For the return on private investment in education it takes the difference between earnings of university graduates and those with an upper secondary school education for each age group, adjusts for tax and transfer payments, and discounts the difference in lifetime earnings back to a present value, using the same discount rate (3 per cent real) for each country.

Then it nets off the present value of the cost to the individual, including earnings forgone during his or (more likely) her student years.

For New Zealand men the result is an NPV of US$66,000 and for women US$42,000. That compares with OECD averages of US$162,000 and US$114,000 respectively. Only Turkey has worse numbers, and only for men.


The comparative numbers for the return on the public investment in tertiary education aren't too flash either.

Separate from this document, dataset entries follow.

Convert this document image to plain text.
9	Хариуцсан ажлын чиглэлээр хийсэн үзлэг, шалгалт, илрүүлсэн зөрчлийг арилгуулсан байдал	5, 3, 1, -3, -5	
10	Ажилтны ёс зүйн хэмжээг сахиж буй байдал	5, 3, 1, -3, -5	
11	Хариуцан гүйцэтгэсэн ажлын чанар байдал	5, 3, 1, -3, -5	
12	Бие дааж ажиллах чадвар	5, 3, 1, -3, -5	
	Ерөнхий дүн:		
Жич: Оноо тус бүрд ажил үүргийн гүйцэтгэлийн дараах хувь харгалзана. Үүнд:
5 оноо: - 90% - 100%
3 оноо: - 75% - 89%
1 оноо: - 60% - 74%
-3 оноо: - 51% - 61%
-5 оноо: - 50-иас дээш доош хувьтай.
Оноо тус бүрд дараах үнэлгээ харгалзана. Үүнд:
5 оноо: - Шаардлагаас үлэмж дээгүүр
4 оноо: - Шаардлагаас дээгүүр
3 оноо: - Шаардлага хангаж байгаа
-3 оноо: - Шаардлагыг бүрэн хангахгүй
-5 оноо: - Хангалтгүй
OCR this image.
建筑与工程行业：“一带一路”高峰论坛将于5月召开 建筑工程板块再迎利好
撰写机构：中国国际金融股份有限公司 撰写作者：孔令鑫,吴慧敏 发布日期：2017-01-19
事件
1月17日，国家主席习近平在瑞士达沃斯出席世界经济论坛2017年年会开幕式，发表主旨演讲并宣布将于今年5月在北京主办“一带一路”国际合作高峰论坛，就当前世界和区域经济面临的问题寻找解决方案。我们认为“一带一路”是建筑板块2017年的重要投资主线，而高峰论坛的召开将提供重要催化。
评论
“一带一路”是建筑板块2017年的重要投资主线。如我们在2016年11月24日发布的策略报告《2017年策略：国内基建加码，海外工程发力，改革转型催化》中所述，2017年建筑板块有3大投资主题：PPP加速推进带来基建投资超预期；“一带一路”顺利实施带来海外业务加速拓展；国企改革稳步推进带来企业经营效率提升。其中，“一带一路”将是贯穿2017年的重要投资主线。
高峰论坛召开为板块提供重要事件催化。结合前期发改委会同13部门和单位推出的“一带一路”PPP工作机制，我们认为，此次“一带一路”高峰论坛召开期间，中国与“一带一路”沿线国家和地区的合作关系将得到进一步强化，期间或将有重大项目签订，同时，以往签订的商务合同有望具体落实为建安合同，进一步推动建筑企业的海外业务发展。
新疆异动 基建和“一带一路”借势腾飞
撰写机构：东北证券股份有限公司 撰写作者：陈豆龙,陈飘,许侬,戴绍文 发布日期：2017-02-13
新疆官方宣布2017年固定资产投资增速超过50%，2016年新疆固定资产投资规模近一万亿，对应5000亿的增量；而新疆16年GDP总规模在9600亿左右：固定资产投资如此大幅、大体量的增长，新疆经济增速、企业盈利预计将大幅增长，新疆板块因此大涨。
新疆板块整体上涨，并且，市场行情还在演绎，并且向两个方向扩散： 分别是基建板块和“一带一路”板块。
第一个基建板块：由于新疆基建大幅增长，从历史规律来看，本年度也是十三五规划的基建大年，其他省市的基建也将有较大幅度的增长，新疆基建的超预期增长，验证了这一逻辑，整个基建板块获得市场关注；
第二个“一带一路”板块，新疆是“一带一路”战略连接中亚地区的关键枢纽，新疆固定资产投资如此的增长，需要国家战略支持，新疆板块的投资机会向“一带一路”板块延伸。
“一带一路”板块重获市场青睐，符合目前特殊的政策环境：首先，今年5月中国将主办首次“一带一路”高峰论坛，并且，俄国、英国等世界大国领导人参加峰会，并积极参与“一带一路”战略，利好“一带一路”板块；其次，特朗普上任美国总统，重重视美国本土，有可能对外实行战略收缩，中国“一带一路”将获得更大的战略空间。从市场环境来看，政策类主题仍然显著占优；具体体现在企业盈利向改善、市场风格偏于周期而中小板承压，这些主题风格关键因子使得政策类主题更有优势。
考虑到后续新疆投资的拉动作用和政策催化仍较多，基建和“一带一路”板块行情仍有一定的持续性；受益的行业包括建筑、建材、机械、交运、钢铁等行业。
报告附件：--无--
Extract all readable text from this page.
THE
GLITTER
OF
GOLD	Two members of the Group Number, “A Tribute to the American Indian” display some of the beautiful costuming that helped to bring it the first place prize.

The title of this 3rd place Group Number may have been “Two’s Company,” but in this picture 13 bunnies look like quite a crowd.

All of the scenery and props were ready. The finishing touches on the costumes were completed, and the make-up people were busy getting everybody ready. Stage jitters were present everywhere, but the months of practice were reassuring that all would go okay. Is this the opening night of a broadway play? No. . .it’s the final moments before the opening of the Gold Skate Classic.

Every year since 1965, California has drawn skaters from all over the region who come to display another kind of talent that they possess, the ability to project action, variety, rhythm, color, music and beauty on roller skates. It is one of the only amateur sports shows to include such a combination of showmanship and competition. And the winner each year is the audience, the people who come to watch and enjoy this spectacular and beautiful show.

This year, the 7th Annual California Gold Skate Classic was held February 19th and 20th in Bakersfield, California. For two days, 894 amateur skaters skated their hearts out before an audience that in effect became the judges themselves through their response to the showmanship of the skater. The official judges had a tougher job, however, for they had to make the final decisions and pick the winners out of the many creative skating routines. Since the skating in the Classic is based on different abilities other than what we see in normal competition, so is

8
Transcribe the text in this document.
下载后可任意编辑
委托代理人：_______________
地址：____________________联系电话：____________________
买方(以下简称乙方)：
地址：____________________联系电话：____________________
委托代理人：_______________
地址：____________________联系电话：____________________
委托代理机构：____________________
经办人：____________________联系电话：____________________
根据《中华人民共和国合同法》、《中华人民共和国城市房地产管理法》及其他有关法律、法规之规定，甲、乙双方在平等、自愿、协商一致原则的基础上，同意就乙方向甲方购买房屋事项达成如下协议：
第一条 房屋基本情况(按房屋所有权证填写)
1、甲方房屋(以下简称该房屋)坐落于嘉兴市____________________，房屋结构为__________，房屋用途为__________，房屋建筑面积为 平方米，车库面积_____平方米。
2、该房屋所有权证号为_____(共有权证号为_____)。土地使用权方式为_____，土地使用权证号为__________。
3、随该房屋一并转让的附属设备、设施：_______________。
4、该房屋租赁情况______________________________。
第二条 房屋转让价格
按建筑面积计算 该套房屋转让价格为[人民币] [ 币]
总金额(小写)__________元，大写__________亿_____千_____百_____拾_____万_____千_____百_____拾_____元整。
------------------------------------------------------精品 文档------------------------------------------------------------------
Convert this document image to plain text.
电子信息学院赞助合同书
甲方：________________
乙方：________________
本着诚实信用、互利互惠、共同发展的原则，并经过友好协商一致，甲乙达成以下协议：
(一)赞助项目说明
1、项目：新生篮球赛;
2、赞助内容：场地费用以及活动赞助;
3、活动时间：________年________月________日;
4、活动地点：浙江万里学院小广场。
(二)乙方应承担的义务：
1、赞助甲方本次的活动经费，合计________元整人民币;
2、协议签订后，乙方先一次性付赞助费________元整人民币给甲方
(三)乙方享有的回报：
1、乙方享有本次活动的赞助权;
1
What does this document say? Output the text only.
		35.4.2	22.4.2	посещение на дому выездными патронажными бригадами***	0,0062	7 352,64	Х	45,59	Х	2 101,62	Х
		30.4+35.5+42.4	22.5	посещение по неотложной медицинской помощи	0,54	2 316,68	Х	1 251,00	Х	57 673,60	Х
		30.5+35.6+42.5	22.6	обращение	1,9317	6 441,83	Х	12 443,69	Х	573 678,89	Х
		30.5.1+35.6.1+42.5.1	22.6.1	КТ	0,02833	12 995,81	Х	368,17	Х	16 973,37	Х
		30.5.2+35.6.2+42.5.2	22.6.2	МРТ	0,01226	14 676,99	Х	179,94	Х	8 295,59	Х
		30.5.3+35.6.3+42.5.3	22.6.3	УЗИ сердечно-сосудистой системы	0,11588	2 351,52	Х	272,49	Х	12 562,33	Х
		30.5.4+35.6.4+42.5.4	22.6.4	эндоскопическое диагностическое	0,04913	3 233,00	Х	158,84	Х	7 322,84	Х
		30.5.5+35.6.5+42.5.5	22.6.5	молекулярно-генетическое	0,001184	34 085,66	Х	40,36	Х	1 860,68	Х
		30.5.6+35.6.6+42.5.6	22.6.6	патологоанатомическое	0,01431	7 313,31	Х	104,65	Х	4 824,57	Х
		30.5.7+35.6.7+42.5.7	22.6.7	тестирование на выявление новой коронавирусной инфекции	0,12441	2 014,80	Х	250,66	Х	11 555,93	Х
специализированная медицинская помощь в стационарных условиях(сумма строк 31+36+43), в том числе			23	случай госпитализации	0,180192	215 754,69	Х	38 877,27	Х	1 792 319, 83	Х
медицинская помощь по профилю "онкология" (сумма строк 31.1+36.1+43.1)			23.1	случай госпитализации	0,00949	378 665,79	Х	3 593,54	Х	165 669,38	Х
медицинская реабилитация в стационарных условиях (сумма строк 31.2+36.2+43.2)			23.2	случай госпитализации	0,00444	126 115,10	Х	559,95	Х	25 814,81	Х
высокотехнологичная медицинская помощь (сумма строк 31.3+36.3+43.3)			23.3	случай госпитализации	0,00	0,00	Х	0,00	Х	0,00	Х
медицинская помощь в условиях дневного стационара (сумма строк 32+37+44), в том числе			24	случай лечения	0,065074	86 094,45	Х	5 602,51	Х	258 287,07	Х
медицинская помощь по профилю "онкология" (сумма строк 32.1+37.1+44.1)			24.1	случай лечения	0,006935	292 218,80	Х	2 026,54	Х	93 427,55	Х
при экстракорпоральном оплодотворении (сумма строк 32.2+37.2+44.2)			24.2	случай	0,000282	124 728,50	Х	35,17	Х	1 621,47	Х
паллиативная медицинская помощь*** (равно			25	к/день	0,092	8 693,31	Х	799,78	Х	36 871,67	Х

In this case the benefits side of the calculation consists largely of the higher tax take and lower transfer payments associated with higher earnings.

Student loans are not included in the calculations.

For New Zealand men the NPV of the state's investment in their tertiary education is US$38,000, compared with US$105,000 across the OECD. For women it is just US$7000, against US$57,000 for the OECD as a whole.

The puzzle is that none of the obvious explanations for these conspicuously poor results seems to hold water.

It is not as if New Zealand is some highly egalitarian society with a steeply progressive tax system that keeps the dispersion of incomes tight.

The standard measure of income inequality, the Gini co-efficient, is close to the OECD average both before and after tax and transfers.

Nor is it a case of any obvious under-spending on education.

In 2010 the government spent 2 per cent of gross domestic product on tertiary education, compared with 1.4 per cent across the OECD. Spending on all levels of education at 7.3 per cent of GDP was also above the OECD average of 6.3 per cent.

Spending per tertiary student is about the middle of the pack in US dollar terms.

Nor is it likely to be a case of students embarking on tertiary studies with a substandard secondary education behind them. New Zealand ranks highly in the international PISA league table which reflects standard tests of reading, mathematics and science among 15-year-olds.

The figures may be skewed by a high dropout rate.

Fewer than six out of 10 students who embark on a tertiary programme graduate. In Australia it is three out of four.

The OECD points to a particularly large difference - 34 percentage points - between full-time and part-time students in terms of completion rates.

Some mature students, its suggests, do not intend to graduate but rather choose to take a few courses as part of lifelong learning or upskilling.

Well, maybe.

It is not obvious why the drop-out rate should be significantly higher in New Zealand than across the OECD. One would hope the institutions concerned are looking at why it is so high.

Another potential explanation is the Kiwi diaspora.

Could it simply be graduates are earning the higher salaries and paying the higher taxes that you would expect, but overseas?

A survey of members of KEA, the expatriates' network, this year found them to be significantly better educated and better paid than folks at home.

About 63 per cent have a bachelor's degree or higher and another 21 per cent some other tertiary diploma or certificate.

And half of them earn more than $100,000 a year.

But the flow of migrants runs in both directions and is net positive most of the time.

The OECD numbers show the tertiary-educated as a share of the population, broken down by age group, to be at least as high as the OECD average.

As officials like to say, we have a brain exchange rather than a brain drain.

So where does this leave us?

With the suspicion that it is not about quantity but quality, or rather relevance to the needs of the labour market.

You could call it the "What on earth are media studies?" effect.

"A year after graduation, the median salaries of young adults in New Zealand who had majored in health and had graduated in 2010 ... were 58 per cent higher than the median salaries of graduates in creative arts fields," the OECD says.

For engineering graduates the difference was 45 per cent.

But clearly such differentials also apply in other countries.

And even if the differentials are wider elsewhere, they are unlikely to explain the unusually narrow gap in this country between the earnings of tertiary and secondary school graduates unless a very high proportion of students have been taking courses the market does not value.